My name is Matt O’Rear, and I serve as Chief Marketing Officer here at Learning Forte. Our video blog today is about living stones. I want to share a journey I just returned from last week with you. It was a trip planned and cancelled multiple times. We know what the previous two years have been like. I found out on a Monday afternoon that the coming Friday, I will be on an airplane to Tel Aviv to make my pilgrimage to the Holy Land that I’ve been longing for throughout this pandemic. Two things strike me along this journey. First, the Ministry of Health for Israel has been abundantly cautious during this pandemic. They closed the borders, protected their citizens, but only recently have they reopened the borders for travelers and pilgrims alike to come back and journey to the sacred sites so dear to three of the world’s religions. I was struck at the emptiness as pilgrims were just starting to return. Pulling into places that typically have spots for 80 tour buses, it was just our little van with our little group.
I got to wander the sights; I got to see Scripture come alive. I got to dip my hand in the Sea of Galilee, touch the Jordan River, walk along the way of the cross, and enter the Church of the Holy Sepulchre, a church usually packed with thousands of people. I kept taking pictures of sites, ruins, and archaeological finds and asked myself, are these living stones or relics of the past?
The same can be asked of us currently. For us who have embraced hybrid technology in worship, in formation, and other aspects of ministry, has what we did become a relic? Where is the living stone? Is it the people gathered on your Zoom boxes? Is it the people engaging creative content in digital teaching? Or is it longing to be back to how we had done it?

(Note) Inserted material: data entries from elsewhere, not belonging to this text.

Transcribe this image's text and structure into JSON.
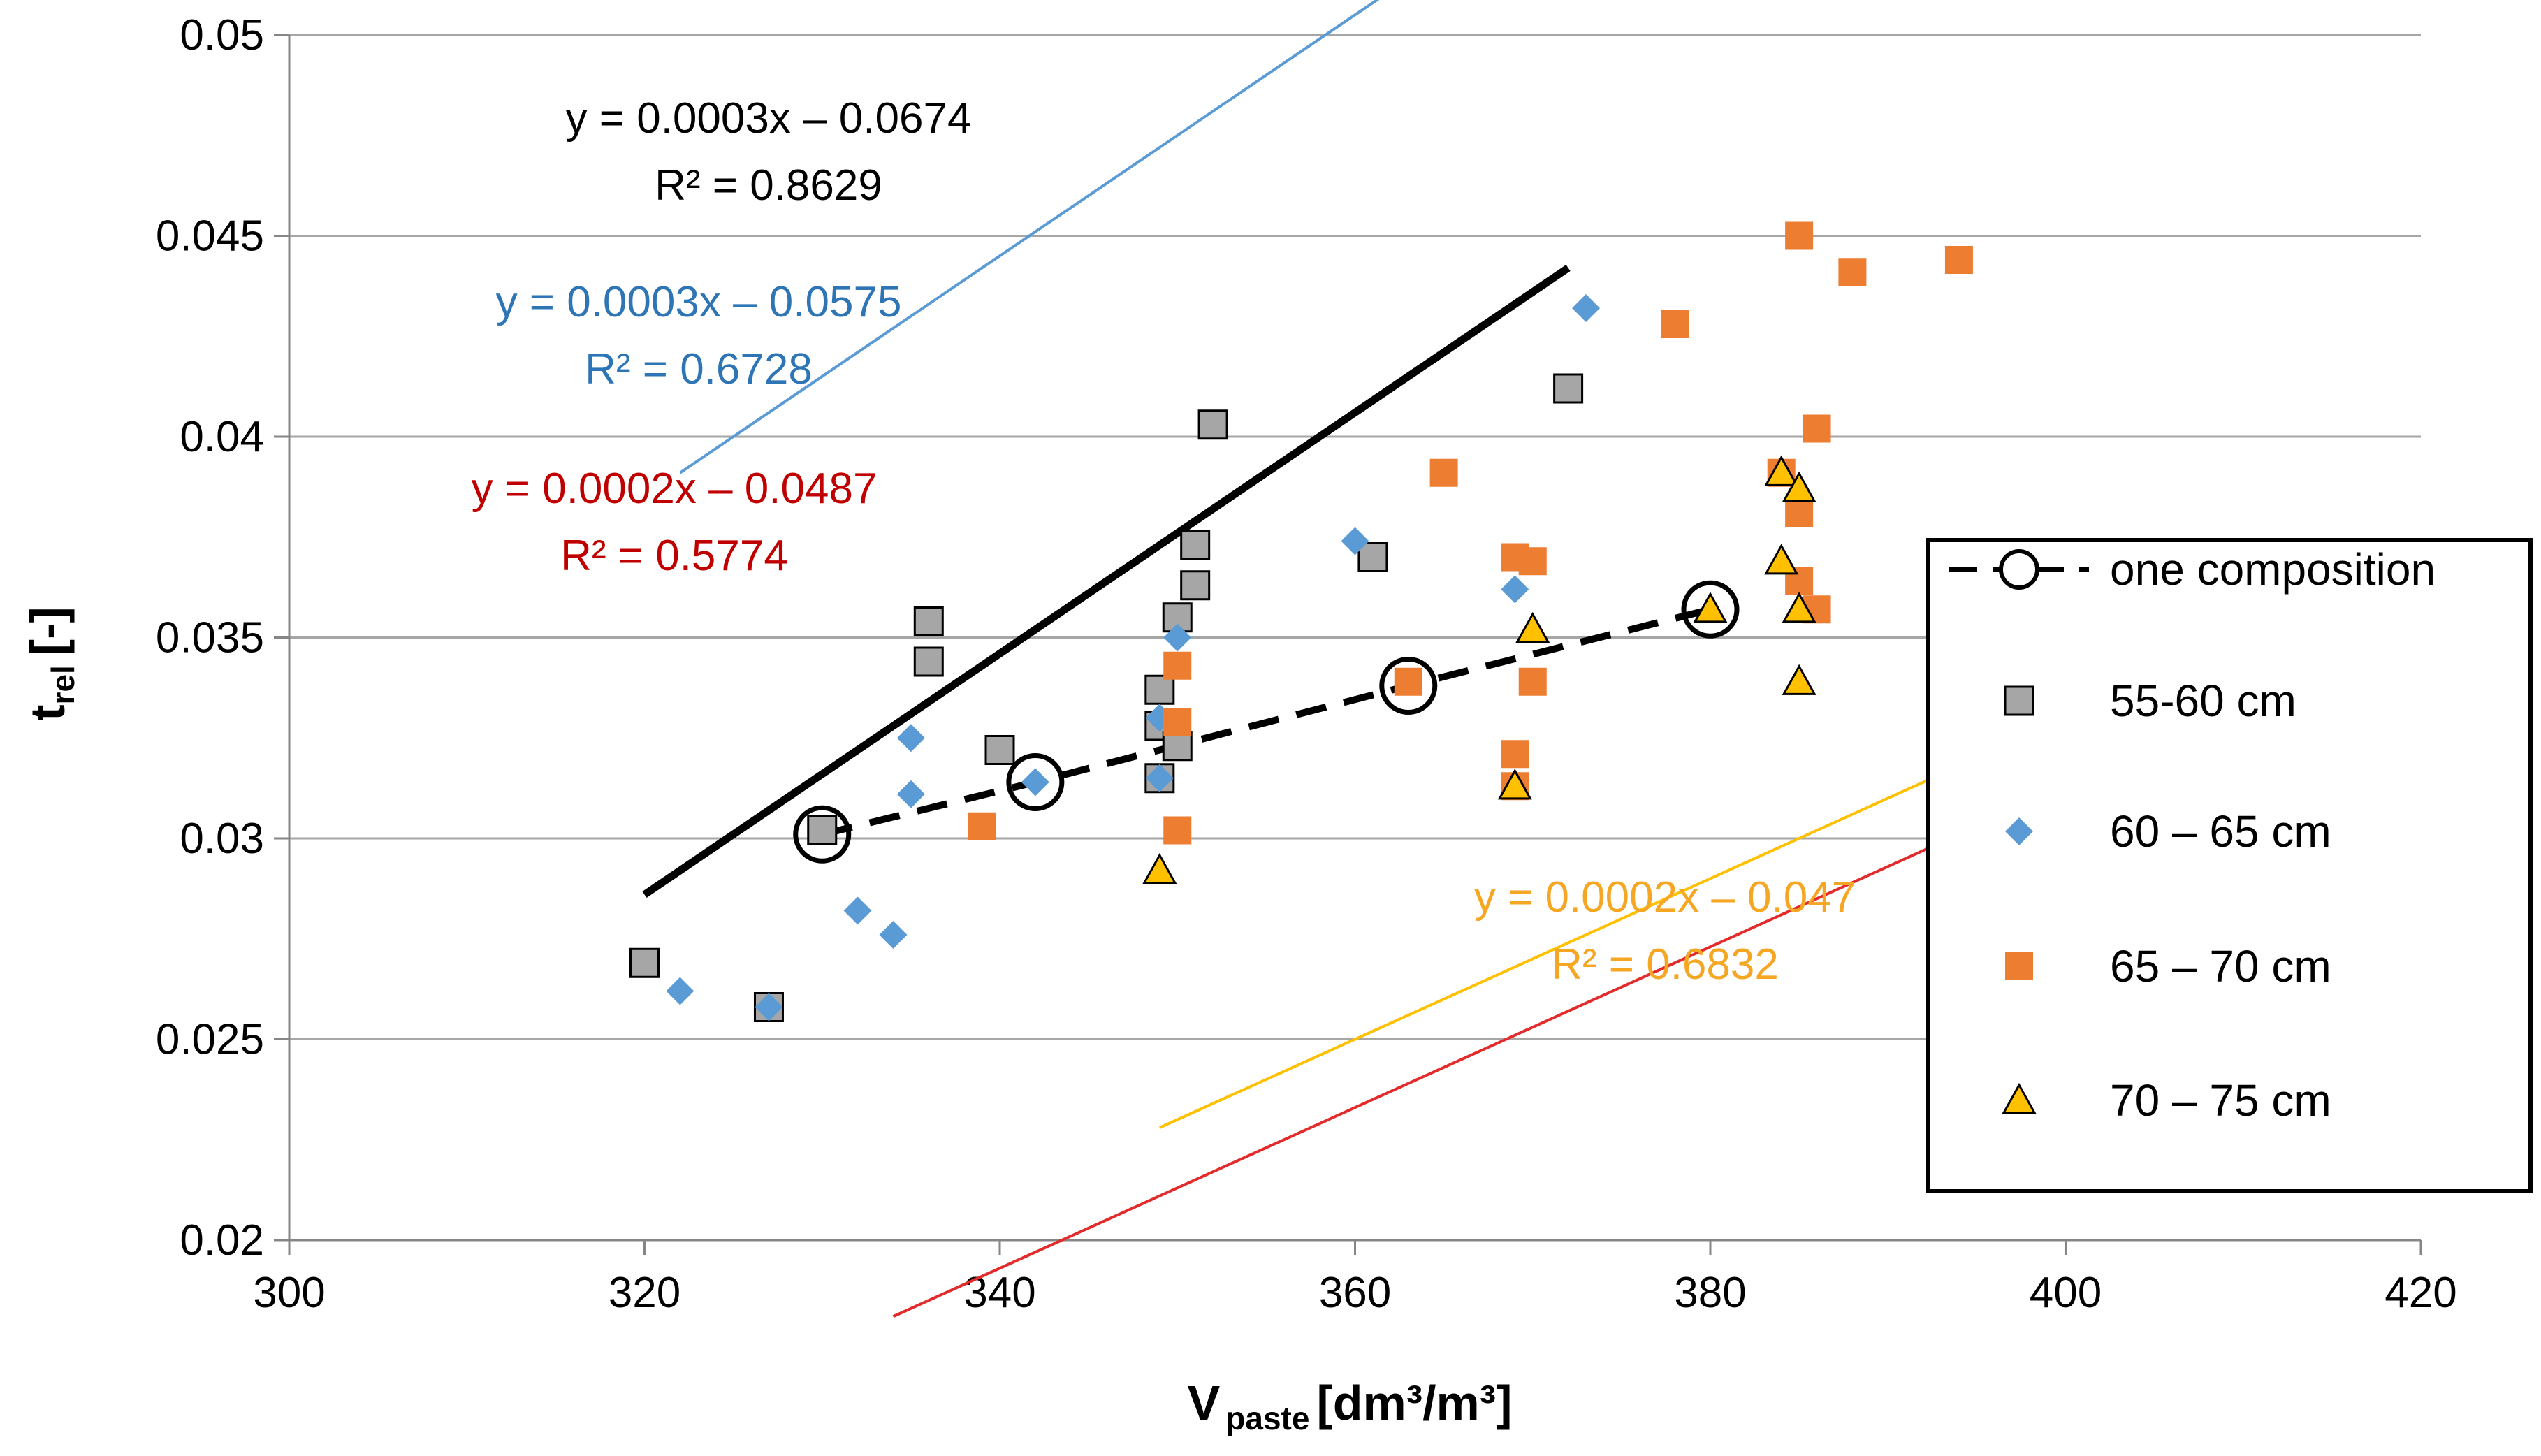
{
  "chart_data": {
    "type": "scatter",
    "title": "",
    "x_axis": {
      "label_main": "V",
      "label_sub": "paste",
      "label_unit": "[dm³/m³]",
      "min": 300,
      "max": 420,
      "step": 20
    },
    "y_axis": {
      "label_main": "t",
      "label_sub": "rel",
      "label_unit": "[-]",
      "min": 0.02,
      "max": 0.05,
      "step": 0.005
    },
    "grid": "horizontal",
    "legend_position": "right",
    "series": [
      {
        "name": "one composition",
        "marker": "circle-open",
        "line": "dashed",
        "color": "#000000",
        "points": [
          [
            330,
            0.0301
          ],
          [
            342,
            0.0314
          ],
          [
            363,
            0.0338
          ],
          [
            380,
            0.0357
          ]
        ]
      },
      {
        "name": "55-60 cm",
        "marker": "square",
        "color": "#a6a6a6",
        "stroke": "#000000",
        "points": [
          [
            320,
            0.0269
          ],
          [
            327,
            0.0258
          ],
          [
            330,
            0.0302
          ],
          [
            336,
            0.0354
          ],
          [
            336,
            0.0344
          ],
          [
            340,
            0.0322
          ],
          [
            349,
            0.0337
          ],
          [
            349,
            0.0328
          ],
          [
            349,
            0.0315
          ],
          [
            350,
            0.0355
          ],
          [
            350,
            0.0323
          ],
          [
            351,
            0.0373
          ],
          [
            351,
            0.0363
          ],
          [
            352,
            0.0403
          ],
          [
            361,
            0.037
          ],
          [
            372,
            0.0412
          ]
        ],
        "trendline": {
          "slope": 0.0003,
          "intercept": -0.0674,
          "x_range": [
            320,
            372
          ],
          "color": "#000000",
          "label": [
            "y = 0.0003x – 0.0674",
            "R² = 0.8629"
          ]
        }
      },
      {
        "name": "60 – 65 cm",
        "marker": "diamond",
        "color": "#5b9bd5",
        "points": [
          [
            322,
            0.0262
          ],
          [
            327,
            0.0258
          ],
          [
            332,
            0.0282
          ],
          [
            334,
            0.0276
          ],
          [
            335,
            0.0325
          ],
          [
            335,
            0.0311
          ],
          [
            342,
            0.0314
          ],
          [
            349,
            0.033
          ],
          [
            349,
            0.0315
          ],
          [
            350,
            0.035
          ],
          [
            360,
            0.0374
          ],
          [
            369,
            0.0362
          ],
          [
            373,
            0.0432
          ]
        ],
        "trendline": {
          "slope": 0.0003,
          "intercept": -0.0575,
          "x_range": [
            322,
            373
          ],
          "color": "#5b9bd5",
          "label": [
            "y = 0.0003x – 0.0575",
            "R² = 0.6728"
          ]
        }
      },
      {
        "name": "65 – 70 cm",
        "marker": "square",
        "color": "#ed7d31",
        "points": [
          [
            339,
            0.0303
          ],
          [
            350,
            0.0343
          ],
          [
            350,
            0.0329
          ],
          [
            350,
            0.0302
          ],
          [
            363,
            0.0339
          ],
          [
            365,
            0.0391
          ],
          [
            369,
            0.037
          ],
          [
            369,
            0.0321
          ],
          [
            369,
            0.0313
          ],
          [
            370,
            0.0369
          ],
          [
            370,
            0.0339
          ],
          [
            378,
            0.0428
          ],
          [
            384,
            0.0391
          ],
          [
            385,
            0.045
          ],
          [
            385,
            0.0381
          ],
          [
            385,
            0.0364
          ],
          [
            386,
            0.0402
          ],
          [
            386,
            0.0357
          ],
          [
            388,
            0.0441
          ],
          [
            394,
            0.0444
          ]
        ],
        "trendline": {
          "slope": 0.0002,
          "intercept": -0.0487,
          "x_range": [
            334,
            394
          ],
          "color": "#e32b2b",
          "label": [
            "y = 0.0002x – 0.0487",
            "R² = 0.5774"
          ]
        }
      },
      {
        "name": "70 – 75 cm",
        "marker": "triangle",
        "color": "#ffc000",
        "stroke": "#000000",
        "points": [
          [
            349,
            0.0292
          ],
          [
            369,
            0.0313
          ],
          [
            370,
            0.0352
          ],
          [
            380,
            0.0357
          ],
          [
            384,
            0.0391
          ],
          [
            384,
            0.0369
          ],
          [
            385,
            0.0387
          ],
          [
            385,
            0.0357
          ],
          [
            385,
            0.0339
          ]
        ],
        "trendline": {
          "slope": 0.0002,
          "intercept": -0.047,
          "x_range": [
            349,
            411
          ],
          "color": "#ffc000",
          "label": [
            "y = 0.0002x – 0.047",
            "R² = 0.6832"
          ]
        }
      }
    ],
    "annotation_colors": {
      "black": "#000000",
      "blue": "#2e75b6",
      "red": "#c00000",
      "orange": "#f5a623"
    }
  }
}
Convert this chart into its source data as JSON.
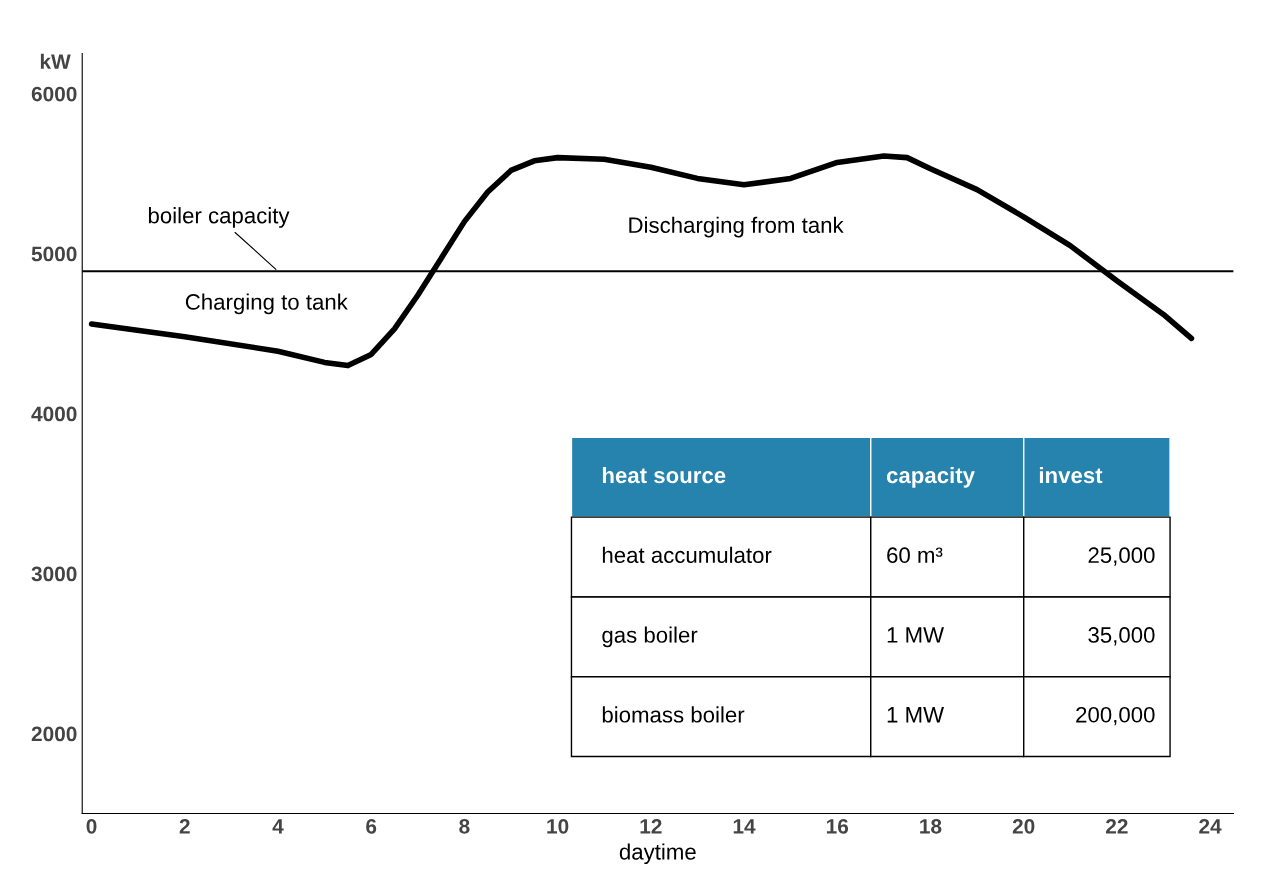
{
  "chart_data": {
    "type": "line",
    "xlabel": "daytime",
    "ylabel": "kW",
    "x": [
      0,
      2,
      4,
      5,
      5.5,
      6,
      6.5,
      7,
      7.5,
      8,
      8.5,
      9,
      9.5,
      10,
      11,
      12,
      13,
      14,
      15,
      16,
      17,
      17.5,
      18,
      19,
      20,
      21,
      22,
      23,
      23.6
    ],
    "series": [
      {
        "color": "#000000",
        "values": [
          4560,
          4480,
          4390,
          4320,
          4300,
          4370,
          4530,
          4740,
          4970,
          5200,
          5385,
          5520,
          5580,
          5600,
          5590,
          5540,
          5470,
          5430,
          5470,
          5570,
          5610,
          5600,
          5530,
          5400,
          5230,
          5050,
          4830,
          4620,
          4470
        ]
      }
    ],
    "xlim": [
      -0.2,
      24.5
    ],
    "xticks": [
      0,
      2,
      4,
      6,
      8,
      10,
      12,
      14,
      16,
      18,
      20,
      22,
      24
    ],
    "ylim": [
      1500,
      6250
    ],
    "yticks": [
      2000,
      3000,
      4000,
      5000,
      6000
    ],
    "ref_lines": [
      {
        "axis": "y",
        "value": 4890,
        "label": "boiler capacity",
        "color": "#000000"
      }
    ],
    "annotations": [
      "Charging to tank",
      "Discharging from tank",
      "heat source",
      "capacity",
      "invest",
      "heat accumulator",
      "60 m³",
      "25,000",
      "gas boiler",
      "1 MW",
      "35,000",
      "biomass boiler",
      "1 MW",
      "200,000"
    ],
    "grid": false,
    "marker": "none",
    "line_style": "solid"
  }
}
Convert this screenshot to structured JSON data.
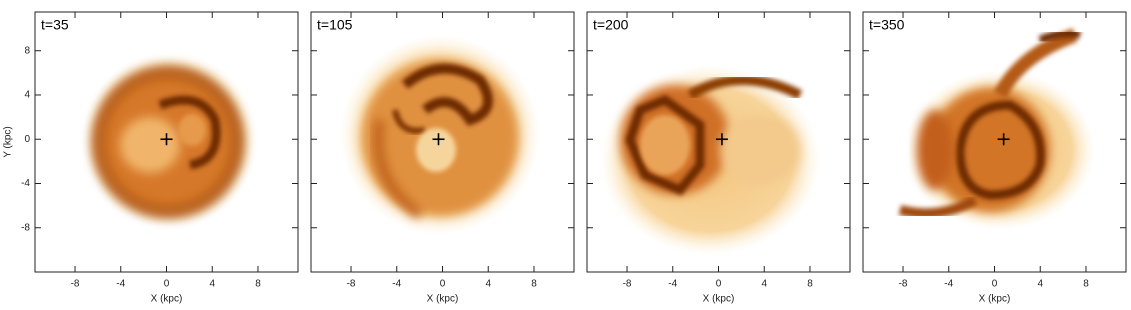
{
  "chart_data": [
    {
      "type": "heatmap",
      "title": "t=35",
      "xlabel": "X (kpc)",
      "ylabel": "Y (kpc)",
      "xlim": [
        -11.5,
        11.5
      ],
      "ylim": [
        -12,
        11.5
      ],
      "xticks": [
        -8,
        -4,
        0,
        4,
        8
      ],
      "yticks": [
        -8,
        -4,
        0,
        4,
        8
      ],
      "ytick_labels": true,
      "marker": {
        "x": 0,
        "y": 0
      }
    },
    {
      "type": "heatmap",
      "title": "t=105",
      "xlabel": "X (kpc)",
      "xlim": [
        -11.5,
        11.5
      ],
      "ylim": [
        -12,
        11.5
      ],
      "xticks": [
        -8,
        -4,
        0,
        4,
        8
      ],
      "yticks": [
        -8,
        -4,
        0,
        4,
        8
      ],
      "ytick_labels": false,
      "marker": {
        "x": -0.35,
        "y": 0
      }
    },
    {
      "type": "heatmap",
      "title": "t=200",
      "xlabel": "X (kpc)",
      "xlim": [
        -11.5,
        11.5
      ],
      "ylim": [
        -12,
        11.5
      ],
      "xticks": [
        -8,
        -4,
        0,
        4,
        8
      ],
      "yticks": [
        -8,
        -4,
        0,
        4,
        8
      ],
      "ytick_labels": false,
      "marker": {
        "x": 0.3,
        "y": 0
      }
    },
    {
      "type": "heatmap",
      "title": "t=350",
      "xlabel": "X (kpc)",
      "xlim": [
        -11.5,
        11.5
      ],
      "ylim": [
        -12,
        11.5
      ],
      "xticks": [
        -8,
        -4,
        0,
        4,
        8
      ],
      "yticks": [
        -8,
        -4,
        0,
        4,
        8
      ],
      "ytick_labels": false,
      "marker": {
        "x": 0.8,
        "y": 0
      }
    }
  ]
}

It was on a Sunday morning as I wandered around the Church of the Holy Sepulchre, which I’ll never be able to do with such ease again. As the morning mass was happening from the Greek Orthodox, I found a small vantage point that I could look down to see the ambo, the raised reading platform. Hearing the chants, smelling the incense, feeling the sacredness of this place, I noticed the Priest and Deacons standing at the ambo, while chanting, were chanting from a tablet, a smartphone. It made me smile to think in this holy of holy places, in this church that grounds the theology of the resurrection, in the place where ancient is valued, here technology was being used to speak prayers and chants and make the Sepulchre a living stone.
How have you embraced technology during this pandemic? What have you decided to keep and incorporate into your ministry? What will you choose are the relics of the past? And where will you invest in the living stones now and in the future? I pray that you can find your own pilgrimage during the season. I pray that you’re able to see that living stones do exist. And the work that we have diligently done with hybrid ministry matters. For we’re not relics, we are living stones. And together, we’re embracing hybrid ministry with confidence.